Chapman took a particular shine to Hamza Tahir, who was peppered straight. Three sixes in an over towards the conclusion eased him through the 70s. He was dropped by Michael Leask in the middle of those, mind.

Mitchell’s knock, on the other hand, contained a share of luck. Luck that largely evaded the Scots. But he is having a golden European tour, and there were touches of quality aplenty. It meant a tenth consecutive ODI victory for the Black Caps. And this, remember, is a line-up without Devon Conway, Kane Williamson and Tom Latham.

The win did not come without wobbly moments, though. Scotland will take much from the game, if not victory. Dreich is a popular Scottish adjective meaning grey and dreary. It was apt for the early morning weather. And when Scotland slipped to 107 for 5 having elected to bat first in this one-off match, it looked apt for their day.

But then out came Leask. By mid-afternoon, the sun shone, Leask had walloped a rapid 85 – his highest score in this format – and his quickfire dismissals of Martin Guptill and Dane Cleaver had New Zealand up against it. For a while at least, it seemed game on.

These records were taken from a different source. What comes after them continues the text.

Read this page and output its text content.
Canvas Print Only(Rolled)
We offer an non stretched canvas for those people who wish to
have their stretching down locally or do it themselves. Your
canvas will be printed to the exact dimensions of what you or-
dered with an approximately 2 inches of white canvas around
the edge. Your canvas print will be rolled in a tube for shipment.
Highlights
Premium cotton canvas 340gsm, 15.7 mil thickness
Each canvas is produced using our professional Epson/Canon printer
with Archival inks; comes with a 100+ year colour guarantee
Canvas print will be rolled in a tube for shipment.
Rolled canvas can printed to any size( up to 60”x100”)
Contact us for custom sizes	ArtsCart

Michael Leask scored a rapid 85 off just 55 ballsSNS Group/Getty Images

“It’s a week of missed opportunities,” Scotland head coach Shane Burger said. “We lost the big moments in the game, but ultimately, they go your way if you play more cricket. That one big partnership was the difference in the game.

“I can’t fault the effort; the guys ran in and did the best we could. Our skill levels need to keep improving. It’s still building blocks but to see the resilience and the character shine out speaks 1,000 words.”

Scotland had made a sprightly start with Kyle Coetzer racing to 20 from just 12 balls. But a miscued pull off Jacob Duffy brought about his downfall. Then came the New Zealand pressure. Michael Bracewell reeled off ten uninterrupted overs. Six overs between him and Blair Tickner cost just 11 runs, with Michael Jones falling to Bracewell, and Calum MacLeod to the latter. Bracewell then removed both Richie Berrington and Chris Greaves to leave Scotland reeling.

Then came the counter punch. Finally, some home batting that mirrored the aggression of the in-house DJ’s excessive use of musical interludes. Matthew Cross reached 50 first with an emphatic pull off Lockie Ferguson that fizzed onto a neighbouring road.

But Leask’s knock was the standout. Pure aggression. Bracewell was bludgeoned straight, before Ferguson – from around the wicket – dropped short and was swatted away. A later flat bat down the ground had Duffy sprinting. ‘You’ll nay catch that big lad’ came the cry from the hospitality tents. It was spot on. Leask then lifted Duffy over deep square and long on before falling 15 short of a century. Later, Mark Watt and Safyaan Sharif cameos took Scotland to 306.

The hosts needed early luck but did not get it. Chris Sole was almost celebrating an immediate wicket, with Finn Allen edging just out of Cross’ reach. Shariff then thudded into Guptill’s pads, the ball struck the stumps, but the bails remained intact.

Allen fell for exactly 50, Guptill 47 and then Cleaver soon after. But Chapman and Mitchell steadied before accelerating. Chapman boshed Tahir for a pair of maximums, Mitchell took ten off a Sharif over, and between them, they found 14 off Watt. Suddenly a run-a-ball was required. In the end, 25 balls were left spare.

Quite what long-term value these games have for Scotland, when played in such isolation, is difficult to measure. This was their first ODI against a full-member nation since Sri Lanka visited in 2019. There is nothing currently in the fixture list. With the schedule packed, quite where additional games come from is difficult to see. In which case, it is ‘survive’ rather than ‘thrive.’